Il résulte de tout ce qui précède, sans qu’il soit besoin de statuer sur la fin de non-recevoir opposée par le préfet de police, que M. A… n’est pas fondé à soutenir que c’est à tort que, par le jugement attaqué, le tribunal administratif de Paris a rejeté sa demande. Par voie de conséquence, ses conclusions aux fins d’injonction et d’astreinte doivent également être rejetées.
D E C I D E:
Article 1er : La requête de M. A… est rejetée.

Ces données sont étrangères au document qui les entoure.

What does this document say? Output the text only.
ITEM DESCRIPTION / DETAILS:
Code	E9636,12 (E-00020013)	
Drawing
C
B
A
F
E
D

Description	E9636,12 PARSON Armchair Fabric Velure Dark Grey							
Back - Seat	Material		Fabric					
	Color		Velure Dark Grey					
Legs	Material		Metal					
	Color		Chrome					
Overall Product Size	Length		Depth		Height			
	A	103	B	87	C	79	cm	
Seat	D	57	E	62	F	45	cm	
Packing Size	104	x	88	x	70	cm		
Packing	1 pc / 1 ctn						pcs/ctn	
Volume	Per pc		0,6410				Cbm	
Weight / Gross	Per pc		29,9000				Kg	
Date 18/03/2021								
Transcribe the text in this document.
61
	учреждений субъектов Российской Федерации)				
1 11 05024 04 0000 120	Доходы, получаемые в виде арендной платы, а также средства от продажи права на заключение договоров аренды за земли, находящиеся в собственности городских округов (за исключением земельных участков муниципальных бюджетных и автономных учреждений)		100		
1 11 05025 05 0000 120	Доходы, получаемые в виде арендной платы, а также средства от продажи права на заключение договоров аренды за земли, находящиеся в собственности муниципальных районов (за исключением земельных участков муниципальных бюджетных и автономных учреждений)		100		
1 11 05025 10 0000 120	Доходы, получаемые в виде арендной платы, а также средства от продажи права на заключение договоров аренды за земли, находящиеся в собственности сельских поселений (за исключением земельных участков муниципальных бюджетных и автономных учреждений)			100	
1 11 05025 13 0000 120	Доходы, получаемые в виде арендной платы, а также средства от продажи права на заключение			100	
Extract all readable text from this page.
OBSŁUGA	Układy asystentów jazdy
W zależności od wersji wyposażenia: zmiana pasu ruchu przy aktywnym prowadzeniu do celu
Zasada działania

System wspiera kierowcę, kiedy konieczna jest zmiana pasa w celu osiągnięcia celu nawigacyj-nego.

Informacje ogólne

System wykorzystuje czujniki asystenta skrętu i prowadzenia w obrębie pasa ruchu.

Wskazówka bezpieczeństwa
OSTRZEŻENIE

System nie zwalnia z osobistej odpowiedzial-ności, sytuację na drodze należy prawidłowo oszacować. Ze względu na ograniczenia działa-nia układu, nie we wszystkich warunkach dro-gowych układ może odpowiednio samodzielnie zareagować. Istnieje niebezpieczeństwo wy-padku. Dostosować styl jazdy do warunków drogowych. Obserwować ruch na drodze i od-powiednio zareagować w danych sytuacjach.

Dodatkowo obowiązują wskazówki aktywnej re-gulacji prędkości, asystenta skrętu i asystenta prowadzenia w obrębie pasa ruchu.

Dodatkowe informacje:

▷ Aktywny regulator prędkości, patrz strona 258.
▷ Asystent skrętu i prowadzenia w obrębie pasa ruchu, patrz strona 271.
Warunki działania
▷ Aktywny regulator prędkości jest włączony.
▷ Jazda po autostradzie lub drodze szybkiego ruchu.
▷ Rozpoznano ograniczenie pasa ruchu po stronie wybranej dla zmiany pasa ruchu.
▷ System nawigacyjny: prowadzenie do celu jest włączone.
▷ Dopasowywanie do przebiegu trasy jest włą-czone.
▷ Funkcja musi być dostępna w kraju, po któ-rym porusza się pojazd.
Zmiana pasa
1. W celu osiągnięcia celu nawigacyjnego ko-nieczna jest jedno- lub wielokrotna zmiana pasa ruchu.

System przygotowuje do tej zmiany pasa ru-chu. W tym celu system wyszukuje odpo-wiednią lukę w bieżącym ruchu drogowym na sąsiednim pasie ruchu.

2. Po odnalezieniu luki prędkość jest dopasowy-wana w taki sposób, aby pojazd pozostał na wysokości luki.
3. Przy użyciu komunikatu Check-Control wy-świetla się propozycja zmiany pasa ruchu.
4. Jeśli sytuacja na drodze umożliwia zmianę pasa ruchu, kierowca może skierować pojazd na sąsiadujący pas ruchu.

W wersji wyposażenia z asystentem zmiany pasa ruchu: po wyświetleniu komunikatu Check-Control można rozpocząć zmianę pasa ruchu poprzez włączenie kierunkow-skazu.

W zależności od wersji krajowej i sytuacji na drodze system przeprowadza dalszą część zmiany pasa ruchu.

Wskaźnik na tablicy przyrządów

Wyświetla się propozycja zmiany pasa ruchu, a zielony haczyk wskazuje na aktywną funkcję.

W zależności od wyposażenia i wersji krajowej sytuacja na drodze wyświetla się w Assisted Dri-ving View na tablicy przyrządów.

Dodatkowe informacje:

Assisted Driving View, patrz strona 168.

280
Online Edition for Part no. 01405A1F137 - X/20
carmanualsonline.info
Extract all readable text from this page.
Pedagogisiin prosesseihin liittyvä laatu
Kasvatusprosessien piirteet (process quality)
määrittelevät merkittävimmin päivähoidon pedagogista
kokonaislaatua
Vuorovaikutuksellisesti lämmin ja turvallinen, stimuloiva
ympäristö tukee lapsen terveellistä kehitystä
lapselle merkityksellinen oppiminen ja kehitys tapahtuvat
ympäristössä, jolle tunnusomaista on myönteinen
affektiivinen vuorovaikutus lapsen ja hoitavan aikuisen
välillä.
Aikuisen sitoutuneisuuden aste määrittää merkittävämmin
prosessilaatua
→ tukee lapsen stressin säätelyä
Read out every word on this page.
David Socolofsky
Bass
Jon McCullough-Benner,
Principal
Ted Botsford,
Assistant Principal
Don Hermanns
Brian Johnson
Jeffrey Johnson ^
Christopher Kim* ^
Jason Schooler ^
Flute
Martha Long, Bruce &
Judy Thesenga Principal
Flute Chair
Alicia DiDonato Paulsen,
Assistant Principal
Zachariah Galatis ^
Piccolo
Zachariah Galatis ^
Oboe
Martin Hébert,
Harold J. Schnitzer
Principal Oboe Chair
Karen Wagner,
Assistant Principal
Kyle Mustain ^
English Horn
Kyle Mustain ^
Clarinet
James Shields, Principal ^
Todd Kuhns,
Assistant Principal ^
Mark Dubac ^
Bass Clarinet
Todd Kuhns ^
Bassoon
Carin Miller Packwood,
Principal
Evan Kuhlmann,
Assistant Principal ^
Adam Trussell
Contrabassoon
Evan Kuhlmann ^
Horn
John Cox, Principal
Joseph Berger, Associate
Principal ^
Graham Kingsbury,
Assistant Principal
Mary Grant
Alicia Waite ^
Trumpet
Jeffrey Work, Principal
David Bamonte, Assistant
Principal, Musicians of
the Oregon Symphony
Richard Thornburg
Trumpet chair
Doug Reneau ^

Article 2 : Le présent arrêt sera notifié à M. B… A… et au ministre de l’intérieur.
Copie en sera adressée au préfet de police.
Délibéré après l’audience du 16 décembre 2025, à laquelle siégeaient :
- M. Gallaud, président,
- M. Desvigne-Repusseau, premier conseiller,
- Mme Zeudmi Sahraoui, première conseillère.
Rendu public par mise à disposition au greffe le 8 janvier 2026.
Le rapporteur,
M. Desvigne-Repusseau
Le président,
T. Gallaud
La greffière,
L. Chana
La République mande et ordonne au ministre de l’intérieur en ce qui le concerne ou à tous commissaires de justice à ce requis en ce qui concerne les voies de droit commun contre les parties privées, de pourvoir à l’exécution de la présente décision.